Arsenio Meira 31/12/2013
Feliz Ano Novo Michael K. Para sempre.
J. M. Coetzee tem um estilo seco, contido e profundo ao mesmo tempo. Um Graciliano Ramos de uma outra era. Sua sobriedade e economia fazem-no certeiro no que interessa: revelar o íntimo de um personagem, quase sempre em queda ou a caminho de um encontro consigo mesmo. É assim no brilhante e tocante romance "Vida e Época de Michael K."
A vida não sorriu para o nosso Michael, e nem por isso ele ficou prostrado "no trono de um apartamento/Com a boca escancarada/Cheia de dentes/Esperando a morte chegar", conforme ensinou o nosso Raul Seixas, que Deus o tenha.
Ao saber que sua mãe ficou doente, e expressou o desejo de passar seus últimos dias na cidadezinha do interior onde nasceu, e cansado de esperar pelo passe obrigatório para poder viajar, K resolveu levá-la num carrinho de mão improvisado. O personagem não pestanejou.
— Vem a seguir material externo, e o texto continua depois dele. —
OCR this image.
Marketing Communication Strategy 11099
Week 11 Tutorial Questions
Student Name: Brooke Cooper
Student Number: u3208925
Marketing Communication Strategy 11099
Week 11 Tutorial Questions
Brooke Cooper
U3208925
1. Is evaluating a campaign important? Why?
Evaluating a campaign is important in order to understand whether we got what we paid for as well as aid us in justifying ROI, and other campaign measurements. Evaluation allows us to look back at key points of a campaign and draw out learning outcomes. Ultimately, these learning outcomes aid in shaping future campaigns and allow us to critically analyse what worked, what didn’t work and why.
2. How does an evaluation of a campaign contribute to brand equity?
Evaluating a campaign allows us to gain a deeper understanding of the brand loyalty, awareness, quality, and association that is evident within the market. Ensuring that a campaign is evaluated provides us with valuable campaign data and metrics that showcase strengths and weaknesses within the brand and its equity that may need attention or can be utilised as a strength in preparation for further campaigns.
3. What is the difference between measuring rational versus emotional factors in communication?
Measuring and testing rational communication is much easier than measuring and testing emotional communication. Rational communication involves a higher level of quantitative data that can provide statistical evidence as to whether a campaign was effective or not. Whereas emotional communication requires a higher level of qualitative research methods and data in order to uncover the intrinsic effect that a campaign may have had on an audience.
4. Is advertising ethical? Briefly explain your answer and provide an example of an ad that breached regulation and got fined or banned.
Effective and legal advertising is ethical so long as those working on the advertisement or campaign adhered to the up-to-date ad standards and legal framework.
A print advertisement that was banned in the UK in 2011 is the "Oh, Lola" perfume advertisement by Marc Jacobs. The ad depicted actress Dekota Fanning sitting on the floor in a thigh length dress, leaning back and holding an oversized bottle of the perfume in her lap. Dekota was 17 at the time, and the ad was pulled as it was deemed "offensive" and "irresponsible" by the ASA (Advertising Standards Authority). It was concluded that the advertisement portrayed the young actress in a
Um segundo sequer. E, assim, o nosso marcante Michael K pôde apreender os reflexos e as dimensões do drama que inundava o seu país, com jorros de infâmia e barbaridades.
Aos poucos, durante a viagem, o leitor é tomado pela descoberta da situação da África do Sul, em meio ao caos, um território dominado pela injustiça, ódio, incoerência; os ânimos de seus "cidadãos" distorcidos, na mais caridosa das hipóteses. É este um dos grandes méritos de J.M. Coetzee: sua prosa no traz o cenário da África do Sul de uma maneira bastante particular, que se dá a conhecer através do olhar de Michael K; dificuldades que ele encontra em sua trajetória, graças a sua santa persistência. Assim, o conflito em si, não desponta com foguetes literários. A gente percebe que ele existe, sabe que algo horrível está acontecendo, mas essa percepção vem de quem não está diretamente envolvido com o conflito.
A denúncia a esta situação de caos, e inquidades é clara, mas bastante sutil. Desde o início, o livro possui uma postura política, mas isto só se torna realmente explícito quando K encontra Robert num campo de concentração. Robert tem uma cruel noção do mundo em que vive, é ele quem dá nome aos burros, esclarece o que está se passando, conta suas amargas experiências e acaba exercendo influência sobre K e sobre nós, leitores. Robert é o porta-voz dos oprimidos, um excelente orador, dono de frases reveladoras e impactantes que merecem ser sublinhadas. É um personagem sólido, capaz de se mostrar quem é, através de uma única palavra.
Michael K, por sua vez, é um personagem intrigante. Ele se apresenta como alguém normal, às vezes ingênuo, com atitudes conscientes e uma postura crítica, por conta da sua condição social. Confuso e atordoado, K age de maneira não-convencional, toma atitudes que seriam impensáveis, mesmo que estas sejam óbvias, compreensivas e, em muitos casos, incontornáveis. Seu raciocínio é simples, infantil até, mas paradoxalmente, é capaz de tecer raciocínios que incidem diretamente sobre as questões, seus sentimentos e seus impulsos; enfim, ele termina colocando o dedo na ferida sem complicar e se perder nas explicações. Sua simplicidade chega a lembrar o texto de Bukowski e John Fante.
Já na segunda parte, quando um outro personagem assume a narração, K é visto como um bobo, um débil mental. É bem verdade que, na primeira parte, podemos vê-lo usando sua feição para despistar que alguém descubra sua capacidade de pensar, mas na segunda parte, a discórdia é instalada, K em alguns momentos parece mesmo ter perdido o sentido das coisas.
O jeito introvertido de Michael K é a maior arma contra os abusos de poder. Mesmo sem lutar, sem participar diretamente da guerra, mesmo sem os discursos inflamáveis de Robert, K age sem pretensões, sempre em razão do que ele sente, o que acaba despertando as pessoas à sua volta para a irracionalidade do mundo. Michael K é uma espécie de Mahatma Gandhi, que vence e transforma os absurdos do seu mundo através da insistência, mesmo que esta seja lenta e dolorosa.
Um personagem inesquecível. Um grande romance. Uma releitura para fechar o ano com o olhar iluminado de Michael K.